Refer to Key privacy concepts – sensitive and personal information for more information.

Collection of personal and sensitive information

An agency must collect personal information only from the individual it is about and can only collect sensitive information with consent unless one of the exceptions in QPP 3.6 or 3.4 apply.

Refer to QPP 3 – collection of personal information for more information.

Use or disclosure

An agency can use or disclose personal information for the reason it was collected (the primary purpose). An agency can only use or disclose personal information for a secondary purpose as set out in QPP 6.

Use and disclosure are both defined in the IP Act.² Refer to Key privacy concepts – use and disclosure for more information.

Required or authorised by law or court order

If an agency is required or authorised under an Australian law or a court or tribunal order, an agency may:

• use or disclose personal information for a secondary purpose, under QPP 6.2(b)
• collect sensitive information without consent, under QPP 3.4(a); and
• collect personal information from someone other than the individual, under QPP 3.6(a)(ii).

Required or authorised by Australian law

‘Australian law’ means a law of the Commonwealth or a State and includes the common law.³ This includes the requirement to provide people with natural justice.⁴ For more information refer to the QPP 6 - use or disclosure for natural justice guideline.

Required or authorised

Use, disclosure, or collection of the information will be required under a law where:

• the law in question specifically requires collection of the information, or requires the agency holding the information to use it or disclose it for the secondary purpose – ie, where the agency cannot choose to act differently; and
• the law gives a third party the power to compel the production of information from the agency and the agency complies.

Use, disclosure, or collection of personal information will be authorised under a law where the collection, use or disclosure is permitted but not required. The law must clearly and expressly give the holding agency the discretion to collect, use or disclose the personal information for that purpose.

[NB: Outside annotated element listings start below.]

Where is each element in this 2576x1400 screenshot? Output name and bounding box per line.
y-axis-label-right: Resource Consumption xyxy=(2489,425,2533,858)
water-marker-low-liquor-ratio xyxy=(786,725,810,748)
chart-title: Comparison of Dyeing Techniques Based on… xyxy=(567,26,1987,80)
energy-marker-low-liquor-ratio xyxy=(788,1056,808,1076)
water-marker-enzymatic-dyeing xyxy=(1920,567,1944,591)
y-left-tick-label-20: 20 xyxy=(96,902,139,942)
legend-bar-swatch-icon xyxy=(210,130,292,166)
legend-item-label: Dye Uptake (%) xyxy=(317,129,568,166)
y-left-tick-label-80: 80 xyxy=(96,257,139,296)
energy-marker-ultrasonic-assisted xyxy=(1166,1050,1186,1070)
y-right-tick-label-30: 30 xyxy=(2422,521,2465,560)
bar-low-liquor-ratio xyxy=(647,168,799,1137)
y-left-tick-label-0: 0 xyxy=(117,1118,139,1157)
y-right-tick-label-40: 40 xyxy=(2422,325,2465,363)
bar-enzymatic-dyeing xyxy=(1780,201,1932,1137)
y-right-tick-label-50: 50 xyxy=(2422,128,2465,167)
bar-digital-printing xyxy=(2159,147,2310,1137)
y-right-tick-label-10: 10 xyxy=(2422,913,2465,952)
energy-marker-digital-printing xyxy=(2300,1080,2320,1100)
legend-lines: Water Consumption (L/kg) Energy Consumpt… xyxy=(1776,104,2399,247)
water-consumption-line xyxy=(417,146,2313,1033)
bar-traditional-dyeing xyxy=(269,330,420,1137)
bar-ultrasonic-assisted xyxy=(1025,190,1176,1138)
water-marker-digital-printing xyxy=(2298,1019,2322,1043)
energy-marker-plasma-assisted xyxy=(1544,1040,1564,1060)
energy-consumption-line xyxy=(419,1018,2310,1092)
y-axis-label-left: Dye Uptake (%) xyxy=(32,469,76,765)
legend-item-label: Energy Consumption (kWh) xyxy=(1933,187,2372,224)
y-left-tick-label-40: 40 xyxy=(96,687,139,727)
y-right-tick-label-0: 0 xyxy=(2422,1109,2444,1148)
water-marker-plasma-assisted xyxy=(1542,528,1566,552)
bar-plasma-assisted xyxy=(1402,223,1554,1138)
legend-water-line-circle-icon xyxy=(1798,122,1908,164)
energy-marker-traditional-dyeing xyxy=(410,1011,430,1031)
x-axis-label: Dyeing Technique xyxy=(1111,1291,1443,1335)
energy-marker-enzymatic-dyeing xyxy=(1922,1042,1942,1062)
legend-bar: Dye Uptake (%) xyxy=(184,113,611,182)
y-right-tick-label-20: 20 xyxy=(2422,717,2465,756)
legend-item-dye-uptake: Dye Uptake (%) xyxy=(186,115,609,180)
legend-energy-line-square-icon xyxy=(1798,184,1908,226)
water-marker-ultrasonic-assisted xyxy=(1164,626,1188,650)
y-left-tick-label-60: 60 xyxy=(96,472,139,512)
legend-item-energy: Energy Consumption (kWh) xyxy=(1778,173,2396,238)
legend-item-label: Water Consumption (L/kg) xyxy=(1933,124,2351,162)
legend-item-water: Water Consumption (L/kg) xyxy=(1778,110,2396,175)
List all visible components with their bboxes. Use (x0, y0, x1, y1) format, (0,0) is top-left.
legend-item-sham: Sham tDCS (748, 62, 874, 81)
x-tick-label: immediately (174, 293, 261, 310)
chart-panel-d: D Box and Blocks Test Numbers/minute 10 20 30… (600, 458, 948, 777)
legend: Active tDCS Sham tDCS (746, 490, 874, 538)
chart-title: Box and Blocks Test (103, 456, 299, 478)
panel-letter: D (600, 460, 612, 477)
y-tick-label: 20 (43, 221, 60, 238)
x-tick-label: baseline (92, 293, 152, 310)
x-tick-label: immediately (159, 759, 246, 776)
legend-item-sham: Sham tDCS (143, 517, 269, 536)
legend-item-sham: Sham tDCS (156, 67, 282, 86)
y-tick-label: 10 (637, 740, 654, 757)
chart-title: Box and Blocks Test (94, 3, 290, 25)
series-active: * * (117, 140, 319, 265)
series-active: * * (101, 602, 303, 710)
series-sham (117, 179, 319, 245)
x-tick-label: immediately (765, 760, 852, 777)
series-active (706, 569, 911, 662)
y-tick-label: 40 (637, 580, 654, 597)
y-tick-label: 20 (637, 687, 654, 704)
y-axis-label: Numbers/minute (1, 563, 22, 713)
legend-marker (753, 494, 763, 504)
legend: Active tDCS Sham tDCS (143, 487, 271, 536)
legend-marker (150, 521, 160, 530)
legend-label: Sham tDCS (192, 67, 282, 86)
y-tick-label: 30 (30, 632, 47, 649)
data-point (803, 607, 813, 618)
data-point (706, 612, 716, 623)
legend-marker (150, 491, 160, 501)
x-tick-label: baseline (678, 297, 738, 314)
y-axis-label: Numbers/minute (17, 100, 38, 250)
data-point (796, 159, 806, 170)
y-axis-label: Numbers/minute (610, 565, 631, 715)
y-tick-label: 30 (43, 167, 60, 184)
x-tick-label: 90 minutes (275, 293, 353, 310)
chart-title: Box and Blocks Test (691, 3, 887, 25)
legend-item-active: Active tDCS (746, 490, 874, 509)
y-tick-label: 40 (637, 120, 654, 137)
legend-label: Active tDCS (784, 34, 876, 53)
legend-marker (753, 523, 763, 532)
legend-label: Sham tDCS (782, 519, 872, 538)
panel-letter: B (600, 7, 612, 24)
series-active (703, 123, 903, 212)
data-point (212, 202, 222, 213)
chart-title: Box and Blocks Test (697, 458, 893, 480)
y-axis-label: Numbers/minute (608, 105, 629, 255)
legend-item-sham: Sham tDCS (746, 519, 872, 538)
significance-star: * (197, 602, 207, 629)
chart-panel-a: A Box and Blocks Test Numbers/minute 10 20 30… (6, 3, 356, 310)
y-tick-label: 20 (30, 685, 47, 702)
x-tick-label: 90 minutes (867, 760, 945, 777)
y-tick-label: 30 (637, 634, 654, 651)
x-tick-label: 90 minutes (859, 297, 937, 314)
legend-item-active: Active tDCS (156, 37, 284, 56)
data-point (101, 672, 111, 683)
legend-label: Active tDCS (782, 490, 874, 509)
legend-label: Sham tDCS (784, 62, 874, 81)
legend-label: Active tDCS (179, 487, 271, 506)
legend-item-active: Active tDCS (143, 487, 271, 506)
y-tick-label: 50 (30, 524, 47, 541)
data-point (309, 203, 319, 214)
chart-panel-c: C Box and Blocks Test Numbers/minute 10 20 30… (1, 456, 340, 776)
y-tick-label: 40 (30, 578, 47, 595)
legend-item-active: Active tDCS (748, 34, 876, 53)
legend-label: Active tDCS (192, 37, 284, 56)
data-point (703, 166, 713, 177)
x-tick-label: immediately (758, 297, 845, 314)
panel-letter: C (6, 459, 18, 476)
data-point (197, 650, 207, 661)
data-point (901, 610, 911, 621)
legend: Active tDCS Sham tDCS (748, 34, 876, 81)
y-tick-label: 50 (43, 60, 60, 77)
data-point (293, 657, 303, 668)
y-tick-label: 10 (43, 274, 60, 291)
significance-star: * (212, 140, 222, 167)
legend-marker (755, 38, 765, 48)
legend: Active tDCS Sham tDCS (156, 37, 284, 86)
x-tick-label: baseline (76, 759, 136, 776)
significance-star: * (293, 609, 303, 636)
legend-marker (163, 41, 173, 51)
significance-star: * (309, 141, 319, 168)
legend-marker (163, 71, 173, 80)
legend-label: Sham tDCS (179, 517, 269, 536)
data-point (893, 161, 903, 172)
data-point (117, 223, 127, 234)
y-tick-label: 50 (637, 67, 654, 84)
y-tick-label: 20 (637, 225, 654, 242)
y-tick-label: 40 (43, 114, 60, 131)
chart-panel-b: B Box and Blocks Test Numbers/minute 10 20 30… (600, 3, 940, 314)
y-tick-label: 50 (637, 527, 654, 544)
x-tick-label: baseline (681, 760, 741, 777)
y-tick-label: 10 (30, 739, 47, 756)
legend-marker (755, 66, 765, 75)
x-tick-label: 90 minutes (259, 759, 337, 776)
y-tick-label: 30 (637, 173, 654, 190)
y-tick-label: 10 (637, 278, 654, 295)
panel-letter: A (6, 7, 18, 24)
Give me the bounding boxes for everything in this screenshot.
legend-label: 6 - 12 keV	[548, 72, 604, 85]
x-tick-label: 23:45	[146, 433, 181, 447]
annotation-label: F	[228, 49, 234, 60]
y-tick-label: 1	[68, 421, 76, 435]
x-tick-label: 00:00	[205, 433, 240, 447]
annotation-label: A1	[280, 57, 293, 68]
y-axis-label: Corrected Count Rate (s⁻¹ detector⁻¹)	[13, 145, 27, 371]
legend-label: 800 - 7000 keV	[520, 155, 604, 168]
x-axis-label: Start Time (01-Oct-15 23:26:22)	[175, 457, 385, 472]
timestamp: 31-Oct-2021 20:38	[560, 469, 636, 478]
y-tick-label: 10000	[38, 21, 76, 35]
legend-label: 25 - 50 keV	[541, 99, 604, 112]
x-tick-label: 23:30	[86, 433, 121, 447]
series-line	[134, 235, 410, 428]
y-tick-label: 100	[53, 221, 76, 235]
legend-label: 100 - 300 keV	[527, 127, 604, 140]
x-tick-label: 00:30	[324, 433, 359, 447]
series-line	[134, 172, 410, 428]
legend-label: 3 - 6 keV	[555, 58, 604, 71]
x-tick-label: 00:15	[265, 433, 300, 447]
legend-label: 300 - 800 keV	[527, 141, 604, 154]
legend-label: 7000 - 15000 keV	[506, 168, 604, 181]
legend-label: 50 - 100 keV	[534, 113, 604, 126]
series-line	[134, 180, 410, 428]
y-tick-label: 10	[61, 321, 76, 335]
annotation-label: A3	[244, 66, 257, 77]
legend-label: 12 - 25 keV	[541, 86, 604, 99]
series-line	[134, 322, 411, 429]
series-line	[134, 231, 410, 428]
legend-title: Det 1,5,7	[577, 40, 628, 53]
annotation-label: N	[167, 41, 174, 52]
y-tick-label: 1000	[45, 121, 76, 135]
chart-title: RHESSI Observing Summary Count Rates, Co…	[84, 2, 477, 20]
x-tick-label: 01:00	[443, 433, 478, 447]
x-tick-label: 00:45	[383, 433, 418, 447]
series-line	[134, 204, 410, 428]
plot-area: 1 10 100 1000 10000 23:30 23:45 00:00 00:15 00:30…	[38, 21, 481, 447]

It is not sufficient that the agency can show that the use, disclosure, or collection is within the agency’s lawful functions. It must be able to point to a specific law that permits the use or disclosure.

A general or incidental power granting an agency the power to ‘do anything necessary’ or ‘do anything else in connection with’ will not be sufficient to authorise the use, disclosure, or collection. The power or law must use clear and direct language.⁵

Use, disclosure, or collection is not authorised by law simply because there is no law prohibiting it.

Required or authorised by or under a court order

An order of a court or tribunal includes an order, direction, or other instrument (order) made by any Commonwealth, State or Territory court or tribunal, including a coroner or justice.⁶

Use, disclosure, or collection will be required by the order if the agency has no option not to use, disclose or collect the information as set out in the order, e.g., a subpoena that requires the agency to provide information or produce records or documents.

Use, disclosure, or collection will be authorised under the order if:

• the order gives the agency permission to, but does not require it to, collect, use, or disclose personal information; or
• the agency has the option to not comply with the order.

Impliedly authorised or required

Generally, the use, disclosure or collection of information must be explicitly required or authorised by or under a law or order. However, there are some circumstances where the requirement or authorisation may be implied.

If it is not possible to take an action required or authorised by the law or comply with an order of a court or tribunal, without collecting, using or disclosing the information, the collection, use or disclosure will be impliedly required or authorised. For example, an Act that authorises an agency to collect personal information about an individual from a third party impliedly authorises the agency to disclose the individual’s identity to the third party.